Adelie penguins seen hitching a ride on an iceberg in Antarctica. Image: Diego Cotterle
4. Our research collections are a veritable repository for Antarctic specimens
Speaking of enabling great research, we’ve got a bustling collection of Antarctic specimens in our national research collections including plants and cryptogams (including the hair grass Deschampsia from Heard Island where Big Ben erupted) at the Australian National Herbarium – a joint venture with Parks Australia.
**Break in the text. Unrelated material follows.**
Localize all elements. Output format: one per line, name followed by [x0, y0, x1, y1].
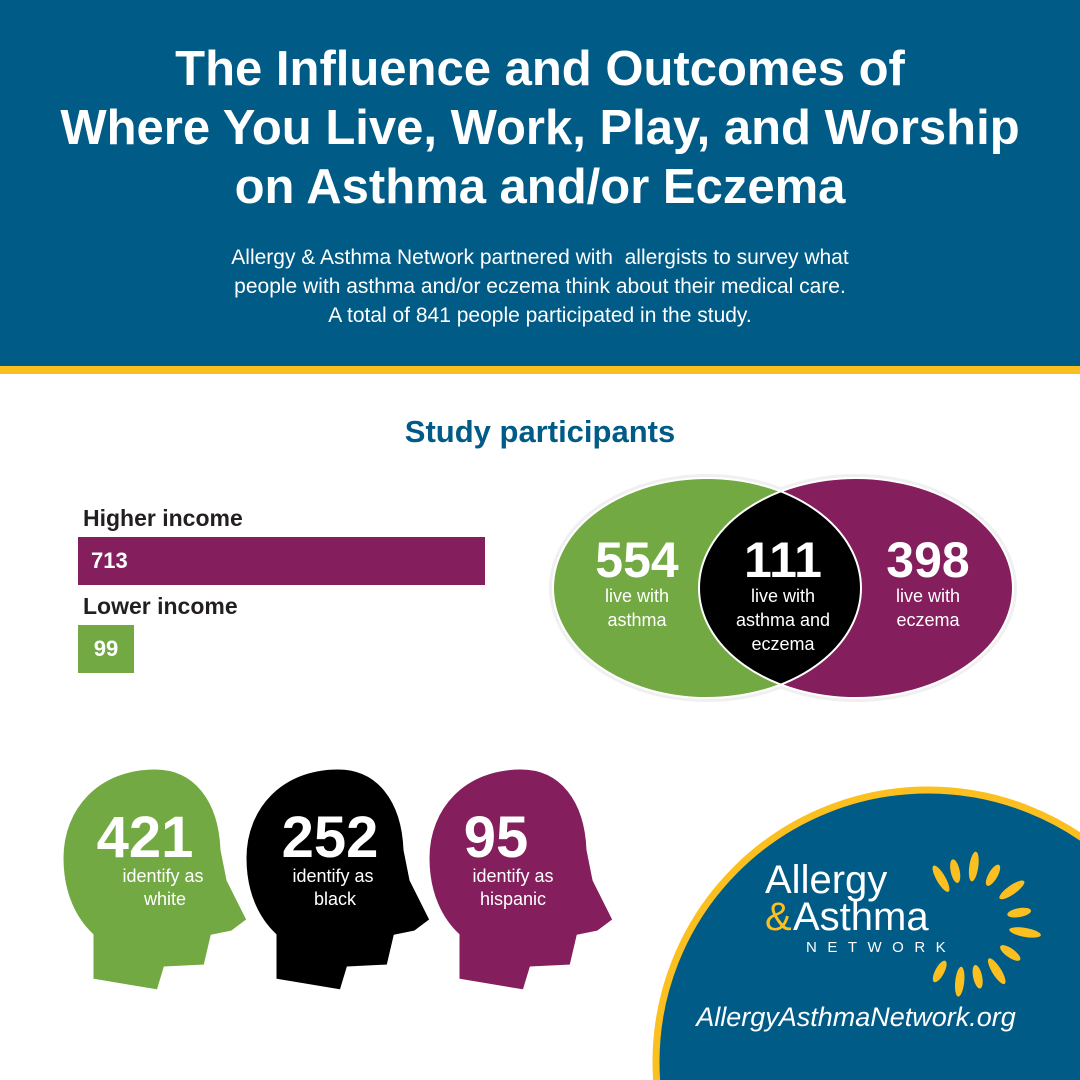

You’ll also find algae at our Australian National Algae Culture Collection, seabirds (including penguins) at our Australian National Wildlife Collection and Antarctic fish in our Australian National Fish Collection.
As custodians of this vast information, we make these resources available for scientists to study in terms of taxonomy and systematics as well as conservation or climate change projects – and also understanding why moss can’t have sex on the sterile surface of Antarctica.
It didn’t quite make the “cute wildlife” category: Bathyraja maccaini, a large deepwater skate from the Antarctic Peninsula, at depths from up to 500m.
5. And we’ve just produced a “choose your own adventure” report on Antarctica in the year 2070
In June, our O&A researchers published a paper in Nature on ‘Choosing the future of Antarctica’. They proposed two scenarios.
In the first, the climate continues to warm as global greenhouse gas emissions go unchecked, and little policy action is taken to respond to environmental factors and human activities affecting the Antarctic.
Under this scenario, warming of the ocean and atmosphere result in dramatic loss of major ice shelves, causing increased loss of ice from the Antarctic ice sheet and acceleration of sea-level rise to rates not seen since the end of the last glacial period more than 10,000 years ago. Warming, sea-ice retreat and ocean acidification significantly change marine ecosystems. Unrestricted growth in human use of Antarctica degrades the environment and results in the establishment of invasive species. And that’s just the tip of the iceberg.
In the second scenario, we take action – now. Decision makers, prompted by the increasing frequency of extreme climate events, dramatically reduce greenhouse gas emissions: switching over to renewable energy and dropping coal like it’s hot.
Under this scenario, Antarctica in 2070 looks much like it does today. Ice shelves remain largely the same as they are now, which limits sea level rise. Effective action at the right time results in a slower rate of acidification of our oceans, so marine ecosystems remain much the same as they are today. On land, biological invasions remain rare, and Antarctica’s unique invertebrates and microbes continue to flourish.